Tribunal Administratif de Lille — Décision N° TA59-2104655

vendredi 30 juin 2023

JuridictionTribunal Administratif de Lille
SectionTribunal Administratif de Lille
N° DossierTA59-2104655
TypeDécision
RecoursExcès de pouvoir
PublicationC
Formation5ème Chambre
Avocat requérantBALAY

Texte intégral

Vu la procédure suivante :

Par une requête enregistrée le 11 juin 2021, la commune de Marcq-en-Barœul, représentée par Me Balaÿ et Me Roels, demande au tribunal:

1°) d'annuler :

- l'arrêté du 21 décembre 2020 par lequel le préfet du Nord a prononcé sa carence au titre de l'article L. 302-9-1 du code de la construction et de l'habitation et a fixé à 60 % le taux de majoration du prélèvement prévu par l'article L. 302-7 du même code, à compter du 1er janvier 2020 et pour une durée de 3 ans ;

- le courrier du 21 décembre 2020 par lequel le préfet du Nord lui a notifié les objectifs triennaux de rattrapage pour la période 2020-2022 au titre de l'article 55 de la loi n°2000-1208 du 13 décembre 2000 ;

- les décisions implicite et explicite du 12 avril 2021 rejetant son recours gracieux ;

2°) de mettre à la charge de l'Etat la somme de 3 000 euros au titre de l'article L. 761-1 du code de justice administrative.

Elle soutient que :

- l'arrêté du 21 décembre 2020 est insuffisamment motivé dès lors que sa rédaction est stéréotypée ;

- il est entaché d'une erreur d'appréciation en ce qu'il a prononcé sa carence et en ce que la sanction est disproportionnée dès lors que les objectifs qui lui ont été fixés ne pouvaient être atteints, qu'elle fait preuve de volontarisme et qu'elle est confrontée à des difficultés, indépendantes de sa volonté, liées à la rareté du foncier disponible, dont le coût est par ailleurs très élevé, à la dynamique forte du logement privé, à des retards dans la réalisation des projets prévus et à l'absence d'outils efficaces pour lesquels la métropole européenne de Lille ou le préfet sont compétents ;

- les objectifs fixés pour la période 2020-2022 ne peuvent être atteints en raison de leur caractère démesuré, au regard du potentiel réel de logements locatifs sociaux de la commune et dès lors qu'ils ne prennent pas en compte le projet de renouvellement du quartier de la Briqueterie qui nécessitera de supprimer de tels logements.
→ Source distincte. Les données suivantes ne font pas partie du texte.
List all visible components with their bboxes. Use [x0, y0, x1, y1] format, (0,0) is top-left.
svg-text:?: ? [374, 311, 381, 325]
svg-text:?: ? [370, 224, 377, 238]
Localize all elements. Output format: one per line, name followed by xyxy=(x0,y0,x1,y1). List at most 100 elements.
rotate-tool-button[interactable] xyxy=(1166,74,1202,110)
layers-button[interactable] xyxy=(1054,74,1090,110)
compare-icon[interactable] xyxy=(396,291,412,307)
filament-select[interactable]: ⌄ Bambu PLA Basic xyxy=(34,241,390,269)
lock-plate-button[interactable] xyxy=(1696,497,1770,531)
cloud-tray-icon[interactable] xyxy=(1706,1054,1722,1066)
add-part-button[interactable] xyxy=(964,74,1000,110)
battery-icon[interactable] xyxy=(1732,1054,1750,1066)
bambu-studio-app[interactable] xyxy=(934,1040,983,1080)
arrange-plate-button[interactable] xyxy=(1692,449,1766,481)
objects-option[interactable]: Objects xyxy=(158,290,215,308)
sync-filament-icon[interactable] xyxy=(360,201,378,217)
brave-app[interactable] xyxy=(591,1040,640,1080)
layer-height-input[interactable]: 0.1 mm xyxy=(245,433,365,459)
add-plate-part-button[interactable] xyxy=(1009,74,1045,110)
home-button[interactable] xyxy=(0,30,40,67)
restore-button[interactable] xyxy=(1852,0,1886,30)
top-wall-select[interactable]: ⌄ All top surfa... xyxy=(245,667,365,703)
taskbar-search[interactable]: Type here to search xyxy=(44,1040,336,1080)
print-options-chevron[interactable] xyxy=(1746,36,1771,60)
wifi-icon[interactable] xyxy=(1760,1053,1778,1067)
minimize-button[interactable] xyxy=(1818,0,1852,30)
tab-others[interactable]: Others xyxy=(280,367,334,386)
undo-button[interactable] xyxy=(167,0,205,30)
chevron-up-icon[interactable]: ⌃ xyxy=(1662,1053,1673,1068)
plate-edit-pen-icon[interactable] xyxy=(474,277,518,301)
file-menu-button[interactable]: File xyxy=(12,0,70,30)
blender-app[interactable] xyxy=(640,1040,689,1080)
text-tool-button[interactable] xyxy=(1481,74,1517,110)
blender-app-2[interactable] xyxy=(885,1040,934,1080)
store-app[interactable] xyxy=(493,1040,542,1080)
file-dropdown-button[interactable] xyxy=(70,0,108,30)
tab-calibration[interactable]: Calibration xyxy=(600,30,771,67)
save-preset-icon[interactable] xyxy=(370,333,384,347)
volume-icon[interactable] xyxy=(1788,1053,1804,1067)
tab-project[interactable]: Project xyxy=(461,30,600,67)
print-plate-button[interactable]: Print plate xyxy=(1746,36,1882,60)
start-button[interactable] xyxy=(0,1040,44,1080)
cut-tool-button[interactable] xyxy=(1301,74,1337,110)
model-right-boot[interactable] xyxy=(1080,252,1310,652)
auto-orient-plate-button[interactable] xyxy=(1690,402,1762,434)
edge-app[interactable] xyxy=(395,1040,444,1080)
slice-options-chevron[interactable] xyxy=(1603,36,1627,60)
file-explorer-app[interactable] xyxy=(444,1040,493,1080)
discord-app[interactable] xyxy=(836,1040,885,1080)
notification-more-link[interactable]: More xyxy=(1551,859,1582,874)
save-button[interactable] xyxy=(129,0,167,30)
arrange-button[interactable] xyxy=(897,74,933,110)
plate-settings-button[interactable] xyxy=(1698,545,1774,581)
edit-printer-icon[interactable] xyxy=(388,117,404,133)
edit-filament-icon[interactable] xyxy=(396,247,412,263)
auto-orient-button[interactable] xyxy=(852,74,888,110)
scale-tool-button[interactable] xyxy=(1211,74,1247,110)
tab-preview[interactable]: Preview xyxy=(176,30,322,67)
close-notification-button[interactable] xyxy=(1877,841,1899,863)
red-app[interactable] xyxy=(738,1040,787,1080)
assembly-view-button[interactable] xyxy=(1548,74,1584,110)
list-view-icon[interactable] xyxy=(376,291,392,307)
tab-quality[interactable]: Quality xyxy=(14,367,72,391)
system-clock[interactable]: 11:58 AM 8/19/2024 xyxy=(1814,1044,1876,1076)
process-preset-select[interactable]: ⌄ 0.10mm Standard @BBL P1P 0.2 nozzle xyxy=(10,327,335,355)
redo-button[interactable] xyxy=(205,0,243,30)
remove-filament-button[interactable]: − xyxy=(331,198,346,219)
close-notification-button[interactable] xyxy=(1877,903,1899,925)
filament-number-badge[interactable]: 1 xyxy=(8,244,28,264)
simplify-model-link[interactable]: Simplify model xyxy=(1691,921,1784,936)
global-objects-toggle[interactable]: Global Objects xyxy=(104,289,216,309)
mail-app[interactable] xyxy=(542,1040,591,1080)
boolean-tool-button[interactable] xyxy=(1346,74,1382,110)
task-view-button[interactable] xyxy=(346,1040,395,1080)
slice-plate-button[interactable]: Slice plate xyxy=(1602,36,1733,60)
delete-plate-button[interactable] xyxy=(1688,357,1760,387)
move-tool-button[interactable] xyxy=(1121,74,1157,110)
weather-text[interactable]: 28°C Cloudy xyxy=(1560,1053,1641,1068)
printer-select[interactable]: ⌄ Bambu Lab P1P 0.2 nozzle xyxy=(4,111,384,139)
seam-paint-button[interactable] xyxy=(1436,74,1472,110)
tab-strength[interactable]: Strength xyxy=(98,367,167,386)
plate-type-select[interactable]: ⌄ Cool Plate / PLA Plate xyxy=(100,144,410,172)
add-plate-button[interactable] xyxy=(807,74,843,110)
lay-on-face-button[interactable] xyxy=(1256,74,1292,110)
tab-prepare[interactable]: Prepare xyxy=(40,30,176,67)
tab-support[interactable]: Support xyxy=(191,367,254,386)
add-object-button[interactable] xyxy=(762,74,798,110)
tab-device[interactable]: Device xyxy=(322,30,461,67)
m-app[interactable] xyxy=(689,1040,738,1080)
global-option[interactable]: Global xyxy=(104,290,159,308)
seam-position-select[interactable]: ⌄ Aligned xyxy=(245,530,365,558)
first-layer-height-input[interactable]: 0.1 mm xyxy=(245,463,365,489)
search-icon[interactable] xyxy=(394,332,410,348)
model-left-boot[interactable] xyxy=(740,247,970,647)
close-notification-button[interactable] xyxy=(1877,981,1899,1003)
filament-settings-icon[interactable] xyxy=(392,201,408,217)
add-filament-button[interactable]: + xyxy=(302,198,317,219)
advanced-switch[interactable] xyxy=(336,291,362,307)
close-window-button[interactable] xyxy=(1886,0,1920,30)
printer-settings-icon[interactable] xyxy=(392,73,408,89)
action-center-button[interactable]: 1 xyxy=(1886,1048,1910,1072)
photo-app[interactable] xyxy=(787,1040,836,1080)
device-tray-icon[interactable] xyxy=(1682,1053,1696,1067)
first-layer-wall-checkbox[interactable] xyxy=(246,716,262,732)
Par un mémoire en défense enregistré le 16 janvier 2023, le préfet du Nord conclut au rejet de la requête.

Il soutient que :

- les conclusions à fin d'annulation de la décision du 21 décembre 2020 fixant les objectifs triennaux de rattrapage pour la période 2020-2022 au titre de l'article 55 de la loi n°2000-1208 du 13 décembre 2000 sont irrecevables, dès lors que cette décision a le caractère d'un acte préparatoire, ne faisant pas grief ;

- les moyens soulevés par la commune de Marcq-en-Barœul ne sont pas fondés.

Vu les autres pièces du dossier.

Vu :

- le code de la construction et de l'habitation ;

- la loi n°2000-1208 du 13 décembre 2000 ;

- le code de justice administrative.

Les parties ont été régulièrement averties du jour de l'audience.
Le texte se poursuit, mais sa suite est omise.